We had conference calls.
I went to DC to meet with the NewsHour executive producer, a woman named Sara Just who I liked immediately.
Months passed. We toyed with show names and logos. Then, after one too many unreturned calls, emails and texts, I was sure it was dead in the water.
I felt okay, honestly. We had tried. I was proud of our materials and ideas. I had had a legit at bat. What more can you ask for? I figured they gave it to someone real.
But then a year after our first pitch deck, there was a sign of life, a smoke signal from back east that the untitled Kelly-Steve-Melissa project was still coming up in meetings. An important guy at PBS was a believer. The CEO of PBS had the deck. A major funder had watched the sizzle and said, “Now there’s a person I’d like to have dinner with.”
Steve, Melissa and I played another irresistible round of Dream Guests: Dave Chappelle. Michelle Obama. Sonya Sotomayor. RBG!
But the waters calmed again and more months passed. I was so sure it was over I started developing a plan to launch a podcast. Something small and doable that I could push up the hill myself. I repurposed half the stuff we’d made for PBS, including the pitch deck and the reel. I met with podcast companies like iHeart and PRX and went to the podcast awards in LA. I had calls every day of the week with friends who’d hung out a shingle themselves — Dani Shapiro, Nadia Bolz Weber, some guy my husband knew from the pool. I was happy, busy on a project that would not require an ounce of luck, much less a truckload, much less an act of God. I signed for a weekly show with PRX, loving their big hearted, reliable smarts.
And then the PBS conversation shifted. If we could get one good guest, they’d give us a pilot. We got two and then three. We went back with our embarrassment of riches: Jennifer Garner, Bryan Stevenson, James Corden. Can we do them all? Maybe. Budgets were reset. Schedules evaluated. The answer was no. Then yes. Then maybe.
We would record in front of live audiences around the country, events that could help local PBS stations raise money and support. We would start on home turf: KQED. 12 venues were on the list. Calls were made, costs were estimated. PBS gave us our first air date — July 22. We had 4 months. Three weeks later: Covid. Could we start a new interview show using Zoom? It seemed unlikely, unwise even. We wanted to make something beautiful, something special and unusual, not something that looked like what every professional in the country was forced to do all day for work.
I waited for Steve and Melissa to figure it out, something I have learned that I can and should do, while I plowed ahead with my podcast plan.
I realized that making my own sandbox to play in was keeping me occupied.
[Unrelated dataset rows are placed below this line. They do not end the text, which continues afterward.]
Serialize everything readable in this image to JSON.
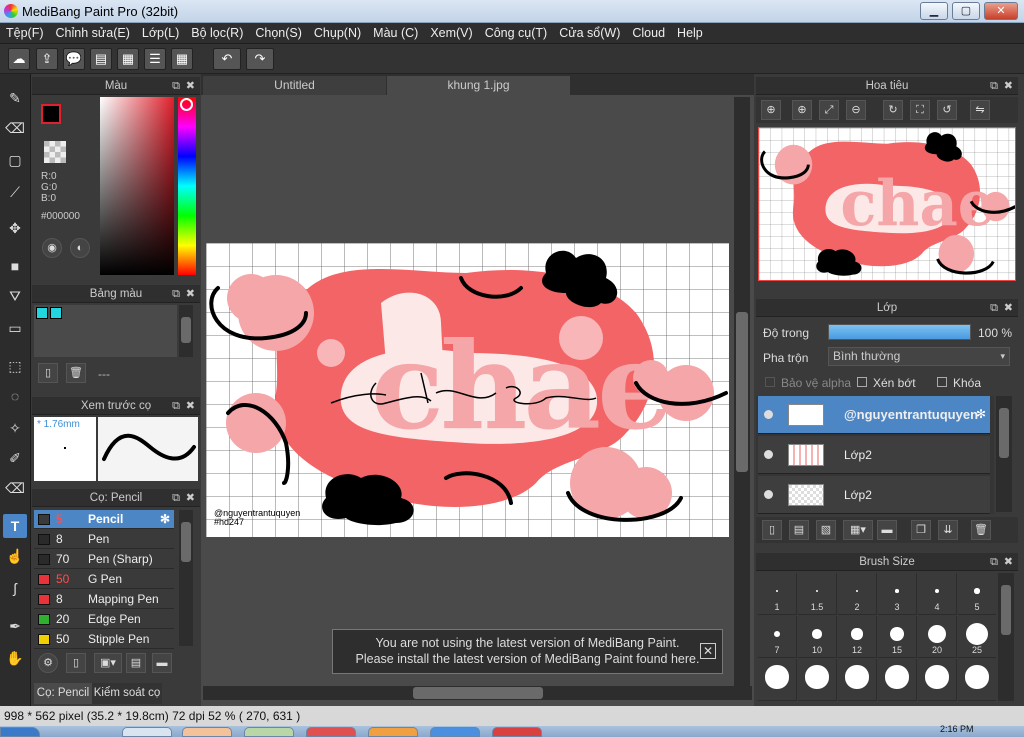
{
  "window": {
    "title": "MediBang Paint Pro (32bit)",
    "min": "▁",
    "max": "▢",
    "close": "✕"
  },
  "menu": [
    "Tệp(F)",
    "Chỉnh sửa(E)",
    "Lớp(L)",
    "Bộ lọc(R)",
    "Chọn(S)",
    "Chụp(N)",
    "Màu (C)",
    "Xem(V)",
    "Công cụ(T)",
    "Cửa sổ(W)",
    "Cloud",
    "Help"
  ],
  "toolbar": {
    "icons": [
      "cloud-icon",
      "upload-icon",
      "speech-bubble-icon",
      "comment-icon",
      "page-icon",
      "list-icon",
      "grid-icon",
      "undo-icon",
      "redo-icon"
    ],
    "glyphs": [
      "☁",
      "⇪",
      "💬",
      "▤",
      "▦",
      "☰",
      "▦",
      "↶",
      "↷"
    ]
  },
  "tools": {
    "icons": [
      "brush-icon",
      "eraser-icon",
      "rectangle-icon",
      "line-icon",
      "move-icon",
      "fill-rect-icon",
      "bucket-icon",
      "gradient-icon",
      "select-rect-icon",
      "lasso-icon",
      "magic-wand-icon",
      "select-pen-icon",
      "select-eraser-icon",
      "text-icon",
      "operation-icon",
      "eyedropper-icon",
      "pen-tool-icon",
      "hand-icon"
    ],
    "glyphs": [
      "✎",
      "⌫",
      "▢",
      "⟋",
      "✥",
      "■",
      "⛛",
      "▭",
      "⬚",
      "◌",
      "✧",
      "✐",
      "⌫",
      "T",
      "☝",
      "ʃ",
      "✒",
      "✋"
    ],
    "selected_index": 13
  },
  "color_panel": {
    "title": "Màu",
    "rgb": [
      "R:0",
      "G:0",
      "B:0"
    ],
    "hex": "#000000",
    "foreground": "#000000",
    "accent_fg_border": "#e0202c",
    "background": "#c46cd6"
  },
  "palette_panel": {
    "title": "Bảng màu",
    "swatches": [
      "#22d6df",
      "#22d6df"
    ],
    "count_text": "---"
  },
  "preview_panel": {
    "title": "Xem trước cọ",
    "size": "* 1.76mm"
  },
  "brush_panel": {
    "title": "Cọ: Pencil",
    "items": [
      {
        "color": "#3a3a3a",
        "size": "5",
        "name": "Pencil",
        "sizeColor": "#ff4d4d"
      },
      {
        "color": "#2a2a2a",
        "size": "8",
        "name": "Pen",
        "sizeColor": "#eeeeee"
      },
      {
        "color": "#2a2a2a",
        "size": "70",
        "name": "Pen (Sharp)",
        "sizeColor": "#eeeeee"
      },
      {
        "color": "#e8333a",
        "size": "50",
        "name": "G Pen",
        "sizeColor": "#ff4d4d"
      },
      {
        "color": "#e8333a",
        "size": "8",
        "name": "Mapping Pen",
        "sizeColor": "#eeeeee"
      },
      {
        "color": "#2fb12f",
        "size": "20",
        "name": "Edge Pen",
        "sizeColor": "#eeeeee"
      },
      {
        "color": "#f0d000",
        "size": "50",
        "name": "Stipple Pen",
        "sizeColor": "#eeeeee"
      }
    ],
    "bottom_tabs": [
      "Cọ: Pencil",
      "Kiểm soát cọ"
    ]
  },
  "doc_tabs": [
    "Untitled",
    "khung 1.jpg"
  ],
  "artwork": {
    "word": "chae",
    "signature": "@nguyentrantuquyen",
    "tag": "#hd247"
  },
  "navigator_panel": {
    "title": "Hoa tiêu"
  },
  "layer_panel": {
    "title": "Lớp",
    "opacity_label": "Độ trong",
    "opacity_value": "100 %",
    "opacity": 1.0,
    "blend_label": "Pha trộn",
    "blend_value": "Bình thường",
    "protect_alpha": "Bảo vệ alpha",
    "clipping": "Xén bớt",
    "lock": "Khóa",
    "layers": [
      {
        "name": "@nguyentrantuquyen",
        "selected": true
      },
      {
        "name": "Lớp2",
        "selected": false
      },
      {
        "name": "Lớp2",
        "selected": false
      }
    ]
  },
  "brush_size_panel": {
    "title": "Brush Size",
    "sizes": [
      "1",
      "1.5",
      "2",
      "3",
      "4",
      "5",
      "7",
      "10",
      "12",
      "15",
      "20",
      "25",
      "",
      "",
      "",
      "",
      "",
      ""
    ],
    "dots": [
      1,
      1.5,
      2,
      3,
      4,
      5,
      7,
      10,
      12,
      15,
      20,
      25,
      26,
      26,
      26,
      26,
      26,
      26
    ]
  },
  "notice": {
    "line1": "You are not using the latest version of MediBang Paint.",
    "line2": "Please install the latest version of MediBang Paint found here."
  },
  "status": {
    "text": "998 * 562 pixel   (35.2 * 19.8cm)   72 dpi   52 %   ( 270, 631 )"
  },
  "taskbar": {
    "clock": "2:16 PM"
  }
}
The distraction of building a podcast helped control my impulse to get involved — occasionally overly so — in the TV stuff. In the conversations with PBS, I was the least experienced and most impassioned and this is never an ideal combination.
Melissa, who can do anything, dug in on the rules and regulations for shooting in Covid. It might be possible, she said. Steve called Jen, James and Bryan. They would do it if all the conditions for a safe shoot were achievable. A checklist was circulated. Tests, masks and shields were mandatory. A crew was assembled. Flights were purchased.
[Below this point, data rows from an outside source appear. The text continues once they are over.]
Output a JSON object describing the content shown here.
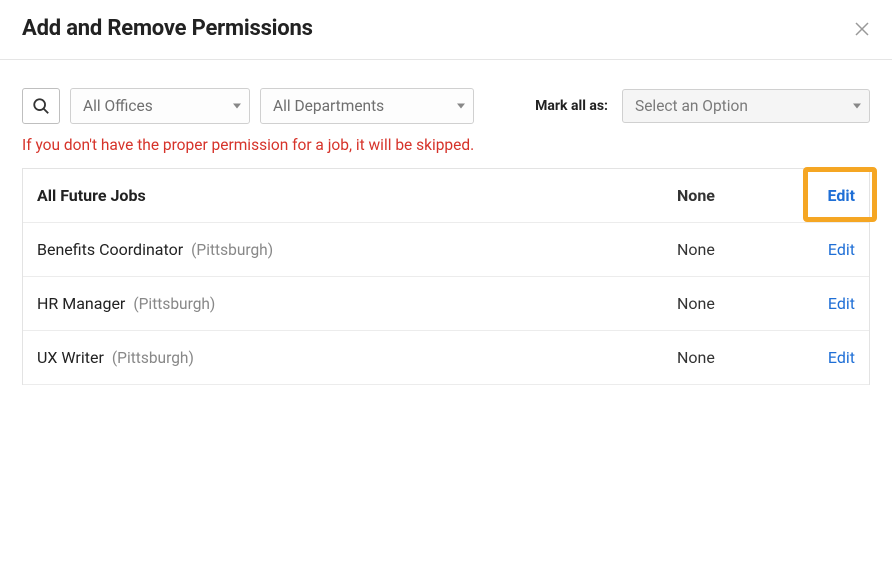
{
  "header": {
    "title": "Add and Remove Permissions"
  },
  "toolbar": {
    "offices_label": "All Offices",
    "departments_label": "All Departments",
    "mark_all_label": "Mark all as:",
    "mark_all_placeholder": "Select an Option"
  },
  "warning": "If you don't have the proper permission for a job, it will be skipped.",
  "table": {
    "rows": [
      {
        "title": "All Future Jobs",
        "location": "",
        "permission": "None",
        "action": "Edit",
        "bold": true
      },
      {
        "title": "Benefits Coordinator",
        "location": "(Pittsburgh)",
        "permission": "None",
        "action": "Edit",
        "bold": false
      },
      {
        "title": "HR Manager",
        "location": "(Pittsburgh)",
        "permission": "None",
        "action": "Edit",
        "bold": false
      },
      {
        "title": "UX Writer",
        "location": "(Pittsburgh)",
        "permission": "None",
        "action": "Edit",
        "bold": false
      }
    ]
  },
  "highlight": {
    "row_index": 0
  }
}
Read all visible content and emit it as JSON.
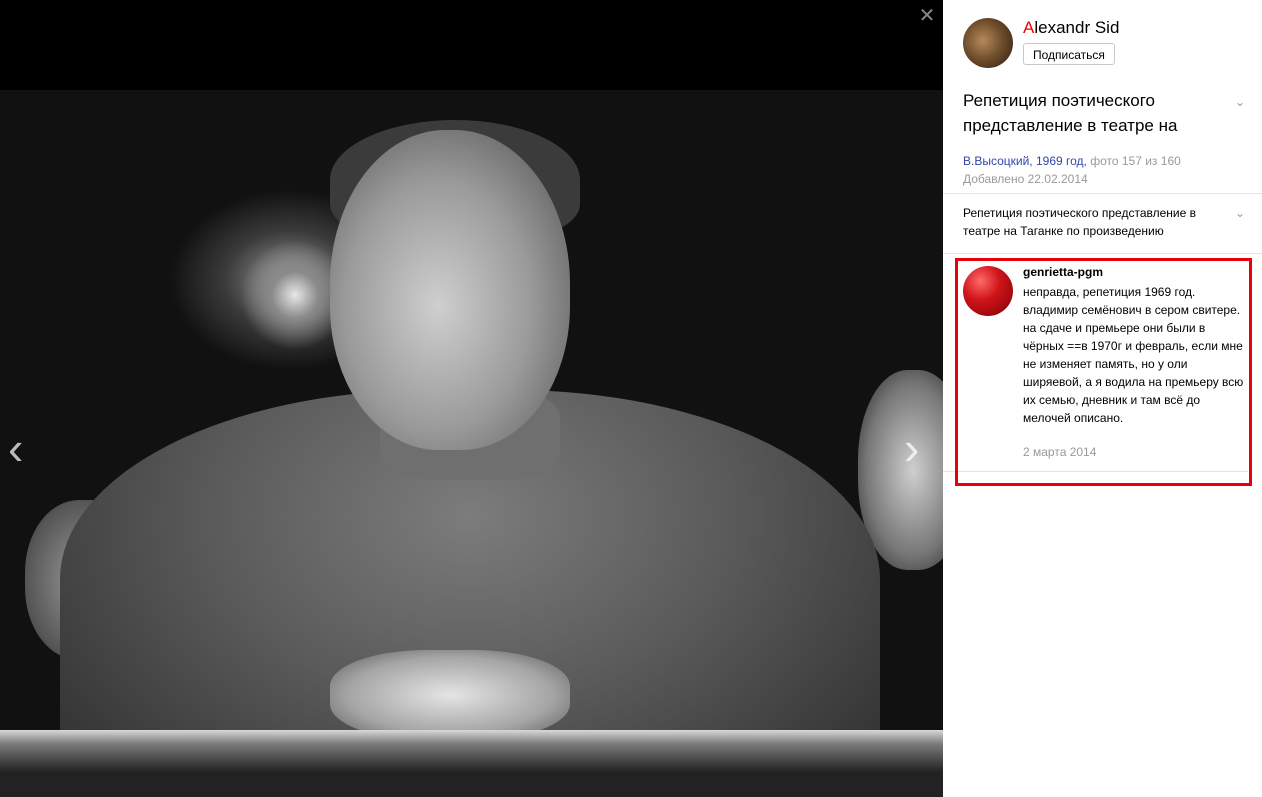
{
  "author": {
    "name_first_letter": "A",
    "name_rest": "lexandr Sid",
    "subscribe_label": "Подписаться"
  },
  "photo": {
    "title": "Репетиция поэтического представление в театре на",
    "album_link": "В.Высоцкий, 1969 год,",
    "counter": "фото 157 из 160",
    "added": "Добавлено 22.02.2014",
    "description": "Репетиция поэтического представление в театре на Таганке по произведению"
  },
  "comment": {
    "author": "genrietta-pgm",
    "text": "неправда, репетиция 1969 год. владимир семёнович в сером свитере. на сдаче и премьере они были в чёрных ==в 1970г и февраль, если мне не изменяет память, но у оли ширяевой, а я водила на премьеру всю их семью, дневник и там всё до мелочей описано.",
    "date": "2 марта 2014"
  },
  "icons": {
    "close": "close-icon",
    "prev": "chevron-left-icon",
    "next": "chevron-right-icon",
    "expand": "chevron-down-icon"
  },
  "colors": {
    "author_accent": "#e00000",
    "link": "#3344aa",
    "highlight_border": "#e8000b"
  }
}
We did it. We went to Alabama and LA to sit with these three lovely people to talk about life in America right now, how they feel and what they’re thinking. We talked about the people who raised them and the worlds they occupy now. We talked about what they hope for and what they will never stop working to ensure.
And it was magic.
Since then, Steve and Melissa and a team of editors have been crashing to produce the beautiful and special episodes you will see starting next Monday night. If you like it, please share and post. If you find it inspiring and energizing, we will make more and be back on the air in the spring. But let me say here, if I never get to do another project like this in my life, I will die satisfied. I have said to my kids a thousand times, my idea of happiness is simple:
Make yourself useful, doing something hard, with good people.
And that’s exactly what this has been for me. Enjoy.